Like most strategies or asset classes, the money made on a percent basis is large because it basically grows until it can't work, at which point it loses more money than it made and then some more (see above graph, 2008 killed everything). It could be thought of as an endogenous reaction, because how else will you know at what point it stops working? Perhaps this is the essence of all financial cycles.

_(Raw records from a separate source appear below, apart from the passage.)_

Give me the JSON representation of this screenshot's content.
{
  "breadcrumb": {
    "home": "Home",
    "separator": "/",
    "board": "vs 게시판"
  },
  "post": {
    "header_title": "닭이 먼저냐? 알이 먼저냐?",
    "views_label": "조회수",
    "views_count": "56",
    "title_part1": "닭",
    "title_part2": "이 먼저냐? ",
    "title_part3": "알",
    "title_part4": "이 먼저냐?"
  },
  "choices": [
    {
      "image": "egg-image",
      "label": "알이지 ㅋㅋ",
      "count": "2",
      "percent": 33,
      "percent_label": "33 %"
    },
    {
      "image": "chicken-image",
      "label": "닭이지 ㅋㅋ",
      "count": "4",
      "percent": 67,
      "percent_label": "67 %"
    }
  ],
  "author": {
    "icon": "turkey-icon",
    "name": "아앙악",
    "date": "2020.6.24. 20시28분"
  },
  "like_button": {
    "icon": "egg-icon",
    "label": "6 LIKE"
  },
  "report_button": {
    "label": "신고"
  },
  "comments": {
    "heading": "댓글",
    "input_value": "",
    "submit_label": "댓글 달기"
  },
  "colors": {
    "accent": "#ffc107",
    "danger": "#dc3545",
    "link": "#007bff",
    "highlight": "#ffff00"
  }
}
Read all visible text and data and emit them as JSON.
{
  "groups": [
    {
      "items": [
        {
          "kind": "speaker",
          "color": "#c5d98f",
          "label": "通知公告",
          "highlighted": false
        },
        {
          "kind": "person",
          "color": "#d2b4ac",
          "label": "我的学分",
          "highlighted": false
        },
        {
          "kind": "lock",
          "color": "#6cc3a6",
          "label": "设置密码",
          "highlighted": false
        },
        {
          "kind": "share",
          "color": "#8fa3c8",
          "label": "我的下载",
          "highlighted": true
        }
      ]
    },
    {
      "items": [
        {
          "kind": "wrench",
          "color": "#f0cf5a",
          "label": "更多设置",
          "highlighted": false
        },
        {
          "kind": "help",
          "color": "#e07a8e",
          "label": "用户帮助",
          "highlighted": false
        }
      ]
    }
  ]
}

One good point by Lack was that fund managers inevitably argue they do not fit into clean categories; that they, unlike everyone else, is neither fish nor fowl. I suppose we all think we are unique, and don't like to be benchmarked, but on the other hand, everyone is riskier without a benchmark.

Sunday, March 25, 2012

The Ineffable Intuition of Chicken Sexers


In the book Incognito by David Eagelman, the author discusses the strange nature of chicken sexing. This is the valuable process of separating female and male chicks as soon as possible, because each sex has different diets and endgames (most males are just destroyed). The mystery is that when you look at the vent in the chick’s rear, some people just know which are female. It is impossible to articulate, so the Japanese figured out how to teach this inarticulable knowledge. The student would pick up a chick, examine its rear, and toss it into a bin. The master would then say ‘yes’ or ‘no’ based on his generally correct observation. After a few weeks, the student’s brain was trained to masterful levels.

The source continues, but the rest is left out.